Photo credit: Sterling Bay

Sterling Bay’s already massive presence along the North Branch corridor just got even bigger. A five-story warehouse building at 1907-1915 N. Mendell St. fetched $8.6 million for the Matanky Realty Group in a deal with the busy development company, The Real Deal reported. It’s not yet clear whether Sterling Bay plans to demolish or preserve the newly acquired building.

Sterling Bay’s $5 billion Lincoln Yards project promises to be a game-changer for the riverfront area, which will turn upwards of 70 acres of formerly industrial land located between Lincoln Park and Bucktown into a mixed-use sub-neighborhood with new park space, an extension of the popular 606 bike and pedestrian path, an updated Metra stop and even a 20,000-seat soccer stadium.

Just last week, revisions to the development’s plans were released, which trimmed some aspects of the ambitious project due to community pushback. Still, the North Branch Corridor will be nearly unrecognizable several years down the road when the project is done. Estimates for the number of people who will eventually be working in offices there run as high as 23,000 and the project is expected to deliver 5,000 new residential units to the area.

All those people will need ways to get in and out of the area. So it’s fitting that next week, per the Chicago Tribune, city council will vote on whether to take ownership of a set of abandoned railroad tracks that could allow a new transit line to serve the area.

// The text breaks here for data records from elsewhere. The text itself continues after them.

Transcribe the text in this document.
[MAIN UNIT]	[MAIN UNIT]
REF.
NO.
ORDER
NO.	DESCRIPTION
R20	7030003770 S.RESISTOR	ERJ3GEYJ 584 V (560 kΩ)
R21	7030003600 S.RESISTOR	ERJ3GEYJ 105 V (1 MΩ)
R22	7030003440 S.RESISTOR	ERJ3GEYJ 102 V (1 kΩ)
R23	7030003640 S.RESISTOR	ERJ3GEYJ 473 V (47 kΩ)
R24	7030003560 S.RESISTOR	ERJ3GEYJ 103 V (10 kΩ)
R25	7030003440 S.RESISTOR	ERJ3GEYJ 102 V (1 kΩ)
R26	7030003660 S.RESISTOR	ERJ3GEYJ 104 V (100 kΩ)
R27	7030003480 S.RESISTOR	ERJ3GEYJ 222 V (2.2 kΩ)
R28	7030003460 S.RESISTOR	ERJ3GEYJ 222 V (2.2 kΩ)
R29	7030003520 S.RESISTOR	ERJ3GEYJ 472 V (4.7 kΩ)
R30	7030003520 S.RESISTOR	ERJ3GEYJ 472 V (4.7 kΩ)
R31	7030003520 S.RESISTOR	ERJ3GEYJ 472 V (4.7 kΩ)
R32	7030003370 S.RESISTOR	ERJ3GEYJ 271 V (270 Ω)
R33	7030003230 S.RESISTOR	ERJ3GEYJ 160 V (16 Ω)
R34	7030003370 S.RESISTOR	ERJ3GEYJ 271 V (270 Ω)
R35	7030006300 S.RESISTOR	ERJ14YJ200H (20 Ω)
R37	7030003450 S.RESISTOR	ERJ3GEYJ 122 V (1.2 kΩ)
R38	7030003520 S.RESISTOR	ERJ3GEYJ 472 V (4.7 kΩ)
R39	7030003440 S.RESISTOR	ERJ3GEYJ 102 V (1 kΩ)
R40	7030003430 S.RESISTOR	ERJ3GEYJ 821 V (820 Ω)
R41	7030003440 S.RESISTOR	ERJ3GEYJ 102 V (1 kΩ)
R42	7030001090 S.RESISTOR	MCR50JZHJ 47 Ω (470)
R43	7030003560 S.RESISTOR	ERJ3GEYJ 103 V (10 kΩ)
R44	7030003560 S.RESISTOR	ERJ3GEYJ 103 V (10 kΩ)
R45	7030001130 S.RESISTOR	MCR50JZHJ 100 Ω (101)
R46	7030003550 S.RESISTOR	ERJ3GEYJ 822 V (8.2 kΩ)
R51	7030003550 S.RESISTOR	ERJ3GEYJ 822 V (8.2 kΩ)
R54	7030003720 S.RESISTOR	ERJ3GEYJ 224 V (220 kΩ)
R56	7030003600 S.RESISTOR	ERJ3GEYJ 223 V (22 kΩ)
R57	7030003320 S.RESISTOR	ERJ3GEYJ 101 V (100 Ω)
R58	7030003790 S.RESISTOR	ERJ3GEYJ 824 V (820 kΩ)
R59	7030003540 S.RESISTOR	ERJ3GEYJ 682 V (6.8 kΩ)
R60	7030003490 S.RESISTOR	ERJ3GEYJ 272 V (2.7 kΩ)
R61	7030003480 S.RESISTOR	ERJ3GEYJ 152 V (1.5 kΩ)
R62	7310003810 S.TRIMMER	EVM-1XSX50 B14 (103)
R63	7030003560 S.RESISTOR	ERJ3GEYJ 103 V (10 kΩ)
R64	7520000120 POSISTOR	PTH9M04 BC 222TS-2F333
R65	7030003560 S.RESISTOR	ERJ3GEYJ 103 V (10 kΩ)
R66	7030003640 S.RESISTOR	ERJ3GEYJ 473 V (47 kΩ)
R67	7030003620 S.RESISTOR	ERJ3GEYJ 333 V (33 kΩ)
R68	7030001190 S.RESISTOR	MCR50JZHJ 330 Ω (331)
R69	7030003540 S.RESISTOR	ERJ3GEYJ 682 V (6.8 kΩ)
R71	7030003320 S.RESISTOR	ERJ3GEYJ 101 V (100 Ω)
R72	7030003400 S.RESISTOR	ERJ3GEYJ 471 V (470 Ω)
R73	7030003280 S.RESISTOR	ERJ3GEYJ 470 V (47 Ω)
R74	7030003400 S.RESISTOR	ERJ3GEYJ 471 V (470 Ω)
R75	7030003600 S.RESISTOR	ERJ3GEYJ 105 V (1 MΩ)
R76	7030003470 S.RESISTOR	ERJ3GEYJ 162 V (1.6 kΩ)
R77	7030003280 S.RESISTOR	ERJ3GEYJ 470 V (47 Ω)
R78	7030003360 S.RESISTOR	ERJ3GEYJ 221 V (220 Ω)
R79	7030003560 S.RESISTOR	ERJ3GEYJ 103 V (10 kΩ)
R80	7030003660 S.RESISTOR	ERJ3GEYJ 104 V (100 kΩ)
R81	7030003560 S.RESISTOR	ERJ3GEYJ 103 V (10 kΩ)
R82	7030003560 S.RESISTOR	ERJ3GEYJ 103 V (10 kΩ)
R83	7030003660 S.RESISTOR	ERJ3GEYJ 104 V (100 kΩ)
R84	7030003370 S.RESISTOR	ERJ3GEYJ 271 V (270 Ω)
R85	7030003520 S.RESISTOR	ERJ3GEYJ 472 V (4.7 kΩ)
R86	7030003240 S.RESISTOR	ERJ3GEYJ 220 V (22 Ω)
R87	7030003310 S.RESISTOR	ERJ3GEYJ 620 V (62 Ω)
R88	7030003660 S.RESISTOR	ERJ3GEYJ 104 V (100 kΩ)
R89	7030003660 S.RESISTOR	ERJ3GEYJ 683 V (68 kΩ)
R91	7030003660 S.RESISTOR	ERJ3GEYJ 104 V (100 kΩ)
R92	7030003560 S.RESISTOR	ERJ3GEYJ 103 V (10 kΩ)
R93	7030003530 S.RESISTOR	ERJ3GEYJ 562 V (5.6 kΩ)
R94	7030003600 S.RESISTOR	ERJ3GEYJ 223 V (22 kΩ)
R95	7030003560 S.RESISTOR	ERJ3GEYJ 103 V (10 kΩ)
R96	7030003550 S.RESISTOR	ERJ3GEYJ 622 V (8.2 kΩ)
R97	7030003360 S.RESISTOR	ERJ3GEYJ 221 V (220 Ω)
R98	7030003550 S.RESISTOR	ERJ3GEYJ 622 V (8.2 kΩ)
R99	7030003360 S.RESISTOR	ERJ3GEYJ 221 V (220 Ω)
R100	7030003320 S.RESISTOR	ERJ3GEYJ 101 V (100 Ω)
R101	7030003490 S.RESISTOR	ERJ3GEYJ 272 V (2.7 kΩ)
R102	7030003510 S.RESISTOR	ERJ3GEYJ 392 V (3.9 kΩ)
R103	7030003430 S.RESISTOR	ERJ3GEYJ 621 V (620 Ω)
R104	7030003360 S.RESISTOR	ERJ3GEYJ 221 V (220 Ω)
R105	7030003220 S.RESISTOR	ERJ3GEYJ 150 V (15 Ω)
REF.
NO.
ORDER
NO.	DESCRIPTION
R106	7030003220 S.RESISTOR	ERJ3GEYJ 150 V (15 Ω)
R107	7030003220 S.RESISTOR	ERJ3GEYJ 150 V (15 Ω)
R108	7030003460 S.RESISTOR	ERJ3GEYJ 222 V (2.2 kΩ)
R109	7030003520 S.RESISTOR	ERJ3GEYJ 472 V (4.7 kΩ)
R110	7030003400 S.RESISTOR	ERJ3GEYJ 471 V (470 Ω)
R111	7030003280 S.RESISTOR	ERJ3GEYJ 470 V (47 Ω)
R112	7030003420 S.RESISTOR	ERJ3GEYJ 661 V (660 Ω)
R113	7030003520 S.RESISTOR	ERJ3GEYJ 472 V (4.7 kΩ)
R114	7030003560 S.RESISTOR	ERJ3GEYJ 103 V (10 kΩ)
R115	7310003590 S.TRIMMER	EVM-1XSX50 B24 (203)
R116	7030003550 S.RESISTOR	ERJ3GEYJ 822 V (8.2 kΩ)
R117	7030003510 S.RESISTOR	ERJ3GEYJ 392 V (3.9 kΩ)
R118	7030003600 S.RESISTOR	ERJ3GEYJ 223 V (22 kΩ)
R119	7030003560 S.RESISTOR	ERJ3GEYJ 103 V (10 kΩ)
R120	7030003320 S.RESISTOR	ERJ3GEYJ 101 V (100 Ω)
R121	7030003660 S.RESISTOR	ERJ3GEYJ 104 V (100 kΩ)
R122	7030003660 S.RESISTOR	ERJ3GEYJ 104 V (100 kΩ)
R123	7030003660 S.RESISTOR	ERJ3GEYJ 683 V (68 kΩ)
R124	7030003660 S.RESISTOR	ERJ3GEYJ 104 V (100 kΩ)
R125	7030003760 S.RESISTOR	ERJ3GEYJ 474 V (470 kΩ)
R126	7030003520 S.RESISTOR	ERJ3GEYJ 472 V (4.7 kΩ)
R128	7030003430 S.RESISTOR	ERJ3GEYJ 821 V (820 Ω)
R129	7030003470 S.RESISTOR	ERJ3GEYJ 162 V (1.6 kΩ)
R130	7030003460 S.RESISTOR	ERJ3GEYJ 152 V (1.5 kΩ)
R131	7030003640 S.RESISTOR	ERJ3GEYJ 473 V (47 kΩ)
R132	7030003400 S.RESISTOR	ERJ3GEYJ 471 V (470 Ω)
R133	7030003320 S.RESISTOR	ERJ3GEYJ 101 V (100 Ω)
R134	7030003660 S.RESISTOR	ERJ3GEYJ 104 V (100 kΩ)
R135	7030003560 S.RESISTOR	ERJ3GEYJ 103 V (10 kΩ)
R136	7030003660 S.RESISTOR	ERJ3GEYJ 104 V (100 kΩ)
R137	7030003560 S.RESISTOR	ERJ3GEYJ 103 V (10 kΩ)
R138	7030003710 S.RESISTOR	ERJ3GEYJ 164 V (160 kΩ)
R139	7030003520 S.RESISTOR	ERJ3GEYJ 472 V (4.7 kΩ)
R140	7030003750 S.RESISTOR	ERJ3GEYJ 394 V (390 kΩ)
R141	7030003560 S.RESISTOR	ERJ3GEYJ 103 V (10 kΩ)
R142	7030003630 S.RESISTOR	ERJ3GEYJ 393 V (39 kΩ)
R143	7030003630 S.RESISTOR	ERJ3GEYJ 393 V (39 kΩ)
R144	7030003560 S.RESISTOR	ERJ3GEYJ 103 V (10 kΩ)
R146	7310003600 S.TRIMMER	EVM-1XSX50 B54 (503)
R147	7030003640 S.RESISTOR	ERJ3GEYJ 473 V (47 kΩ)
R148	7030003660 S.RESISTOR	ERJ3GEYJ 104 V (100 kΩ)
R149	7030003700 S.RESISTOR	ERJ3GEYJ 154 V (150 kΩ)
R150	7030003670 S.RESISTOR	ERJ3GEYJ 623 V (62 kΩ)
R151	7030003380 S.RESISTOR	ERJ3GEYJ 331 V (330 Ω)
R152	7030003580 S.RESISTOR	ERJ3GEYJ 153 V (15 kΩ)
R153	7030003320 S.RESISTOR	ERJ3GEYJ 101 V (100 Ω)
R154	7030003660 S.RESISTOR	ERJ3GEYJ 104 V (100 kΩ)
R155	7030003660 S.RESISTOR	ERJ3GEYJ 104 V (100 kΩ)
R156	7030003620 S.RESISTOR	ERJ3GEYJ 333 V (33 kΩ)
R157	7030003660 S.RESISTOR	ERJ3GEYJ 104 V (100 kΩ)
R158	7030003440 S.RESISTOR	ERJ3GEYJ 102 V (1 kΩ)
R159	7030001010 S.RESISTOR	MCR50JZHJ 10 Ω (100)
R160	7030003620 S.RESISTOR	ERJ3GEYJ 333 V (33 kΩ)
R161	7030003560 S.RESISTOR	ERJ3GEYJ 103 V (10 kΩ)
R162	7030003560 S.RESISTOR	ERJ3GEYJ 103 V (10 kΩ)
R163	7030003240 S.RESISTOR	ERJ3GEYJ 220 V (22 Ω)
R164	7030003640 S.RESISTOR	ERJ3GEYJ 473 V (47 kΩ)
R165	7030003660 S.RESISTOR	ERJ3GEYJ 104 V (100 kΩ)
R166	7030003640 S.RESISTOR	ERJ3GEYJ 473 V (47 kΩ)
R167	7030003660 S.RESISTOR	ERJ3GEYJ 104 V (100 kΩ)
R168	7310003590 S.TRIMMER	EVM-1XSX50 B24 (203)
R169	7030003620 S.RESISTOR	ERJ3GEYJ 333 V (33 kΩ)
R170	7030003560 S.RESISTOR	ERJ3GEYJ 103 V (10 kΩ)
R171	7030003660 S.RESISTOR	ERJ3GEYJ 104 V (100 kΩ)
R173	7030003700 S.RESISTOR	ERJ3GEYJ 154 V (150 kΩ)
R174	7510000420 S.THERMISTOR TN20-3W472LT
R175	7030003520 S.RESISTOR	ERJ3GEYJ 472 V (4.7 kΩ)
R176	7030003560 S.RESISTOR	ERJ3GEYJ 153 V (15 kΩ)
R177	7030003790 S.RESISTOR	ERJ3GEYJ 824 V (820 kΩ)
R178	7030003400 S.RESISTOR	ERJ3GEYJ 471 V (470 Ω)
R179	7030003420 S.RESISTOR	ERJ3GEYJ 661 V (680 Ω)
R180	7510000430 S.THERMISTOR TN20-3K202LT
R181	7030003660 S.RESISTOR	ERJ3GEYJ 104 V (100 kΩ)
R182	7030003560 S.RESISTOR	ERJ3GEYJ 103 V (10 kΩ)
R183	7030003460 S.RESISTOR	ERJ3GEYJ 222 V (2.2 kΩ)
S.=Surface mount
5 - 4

In other real estate news:

  • A new report by Corelogic outlines a lag the Chicago area faces in home equity gains relative to the national average. The report shows that the average home gained about $8,200 from the third quarter of 2017 to the same time this year—about two-thirds the national average of $12,400. The report looked at a total of 12 cities, and only Houston showed a lower gain in equity, with an average of $6,600 gained over the same one-year period.
  • Several marquee real estate projects both downtown and in the city’s neighborhoods are set for a vote before the Chicago City Council on December 20. A rehab project, which will include new residential units and hotel rooms, would reopen the theater, which went dark in 2013, if approved. The long-shuttered Uptown Theater will be restored and its capacity upped to 5,800 if developer Farpoint Development can secure city approval. And owners of the Aon Center will ask for approval of a project calling for an exterior elevator and rooftop thrill ride that would swoop patrons over the edge of the 82-story skyscraper.